In came Mrs. Wilde. In the months since the competition, they’d conversed several times. Daisy had promised her that if she ever needed an assistant, she would ask her first.
The woman looked around and smiled.
“My dear, this is lovely. You’ve done an excellent job.”
Daisy smiled in pleasure.
“I’m here for my buttonhole,” Mrs. Wilde said. “Then I’ll be out of your hair. I’m sure you’ll be busy.”
Daisy hoped so. “Flowers. Excellent. We’ve three choices today. Violets, nasturtiums, and—”
The bell rang again, and Daisy looked up. She didn’t recognize the woman who came in. She wore a light green gown with a gold sash, and she smiled and looked about with an air of satisfaction.
“Good day,” Daisy started.
But a man entered ten seconds behind her, and Daisy did recognize him. He was one of the judges from the competition.

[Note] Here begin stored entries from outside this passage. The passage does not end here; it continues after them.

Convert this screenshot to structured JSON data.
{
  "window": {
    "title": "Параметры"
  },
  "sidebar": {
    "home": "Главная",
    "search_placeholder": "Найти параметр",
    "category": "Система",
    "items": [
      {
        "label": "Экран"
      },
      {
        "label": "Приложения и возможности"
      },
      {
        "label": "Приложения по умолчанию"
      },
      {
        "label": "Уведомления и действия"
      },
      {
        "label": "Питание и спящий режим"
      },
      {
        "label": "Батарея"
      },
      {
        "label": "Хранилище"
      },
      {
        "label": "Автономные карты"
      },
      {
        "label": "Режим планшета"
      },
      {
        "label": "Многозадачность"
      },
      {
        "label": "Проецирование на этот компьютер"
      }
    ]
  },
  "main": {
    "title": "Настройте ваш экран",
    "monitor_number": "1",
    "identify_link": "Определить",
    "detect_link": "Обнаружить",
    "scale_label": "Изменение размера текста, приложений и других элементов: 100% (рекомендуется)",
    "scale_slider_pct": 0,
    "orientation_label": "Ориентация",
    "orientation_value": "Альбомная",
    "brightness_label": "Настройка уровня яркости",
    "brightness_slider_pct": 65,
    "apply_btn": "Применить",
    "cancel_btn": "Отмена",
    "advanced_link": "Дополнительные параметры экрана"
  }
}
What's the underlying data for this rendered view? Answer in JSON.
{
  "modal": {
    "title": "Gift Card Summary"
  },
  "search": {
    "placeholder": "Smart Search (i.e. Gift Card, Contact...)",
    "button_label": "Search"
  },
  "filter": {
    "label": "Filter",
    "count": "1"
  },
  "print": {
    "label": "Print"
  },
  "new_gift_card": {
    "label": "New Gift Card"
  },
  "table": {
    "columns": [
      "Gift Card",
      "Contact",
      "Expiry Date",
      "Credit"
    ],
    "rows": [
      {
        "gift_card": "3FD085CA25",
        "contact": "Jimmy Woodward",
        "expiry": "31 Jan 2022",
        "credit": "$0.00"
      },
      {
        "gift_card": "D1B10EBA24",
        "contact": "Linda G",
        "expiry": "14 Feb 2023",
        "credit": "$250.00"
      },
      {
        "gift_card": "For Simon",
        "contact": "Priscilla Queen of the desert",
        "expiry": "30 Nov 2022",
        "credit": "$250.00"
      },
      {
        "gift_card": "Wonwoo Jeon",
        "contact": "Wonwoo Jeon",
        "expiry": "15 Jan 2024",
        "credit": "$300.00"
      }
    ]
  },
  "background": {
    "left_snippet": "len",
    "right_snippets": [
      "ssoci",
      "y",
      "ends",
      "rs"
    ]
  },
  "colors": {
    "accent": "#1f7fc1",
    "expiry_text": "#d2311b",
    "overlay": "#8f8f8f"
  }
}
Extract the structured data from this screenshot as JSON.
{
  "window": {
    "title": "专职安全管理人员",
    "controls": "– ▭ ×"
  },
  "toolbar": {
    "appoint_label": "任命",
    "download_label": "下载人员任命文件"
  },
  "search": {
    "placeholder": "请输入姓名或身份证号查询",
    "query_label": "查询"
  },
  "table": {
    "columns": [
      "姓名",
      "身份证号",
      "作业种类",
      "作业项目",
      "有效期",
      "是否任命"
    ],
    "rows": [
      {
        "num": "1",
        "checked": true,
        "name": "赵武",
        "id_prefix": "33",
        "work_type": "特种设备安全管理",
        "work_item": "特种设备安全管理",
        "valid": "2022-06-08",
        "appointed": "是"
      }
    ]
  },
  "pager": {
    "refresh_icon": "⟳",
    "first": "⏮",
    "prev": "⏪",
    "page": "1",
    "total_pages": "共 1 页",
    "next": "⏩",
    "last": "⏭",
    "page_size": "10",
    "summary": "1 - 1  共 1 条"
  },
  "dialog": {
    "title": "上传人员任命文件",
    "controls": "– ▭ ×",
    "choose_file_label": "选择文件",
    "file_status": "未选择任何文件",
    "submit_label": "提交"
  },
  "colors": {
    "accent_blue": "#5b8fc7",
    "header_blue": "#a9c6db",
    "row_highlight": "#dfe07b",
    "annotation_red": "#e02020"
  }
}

The last one, the one who had chosen Daisy to give her presentation. He had set her up for that painful embarrassment.
Daisy winced. She’d be gracious. She would. She prepared a smile, however false it was.
“You were right, Benjamin.” The woman turned to the man behind her. “She has done an excellent job.”
Daisy inhaled in surprise.
“Let me look at these hairpieces,” the woman said, and the couple walked across the room.
Daisy turned back to Mrs. Wilde. “And tulips,” she finished in a voice scarcely above a whisper.
Her mind had not yet recovered from the shock. The judge had thought she would do an excellent job?
She wasn’t sure how to credit it.
But after Mrs. Wilde had left with a cluster of tulips, the woman in the green frock picked out a bangle, a set of hairpins with paste jewels on them, and a scarf. Her husband paid for them, counting exact change from a coin purse.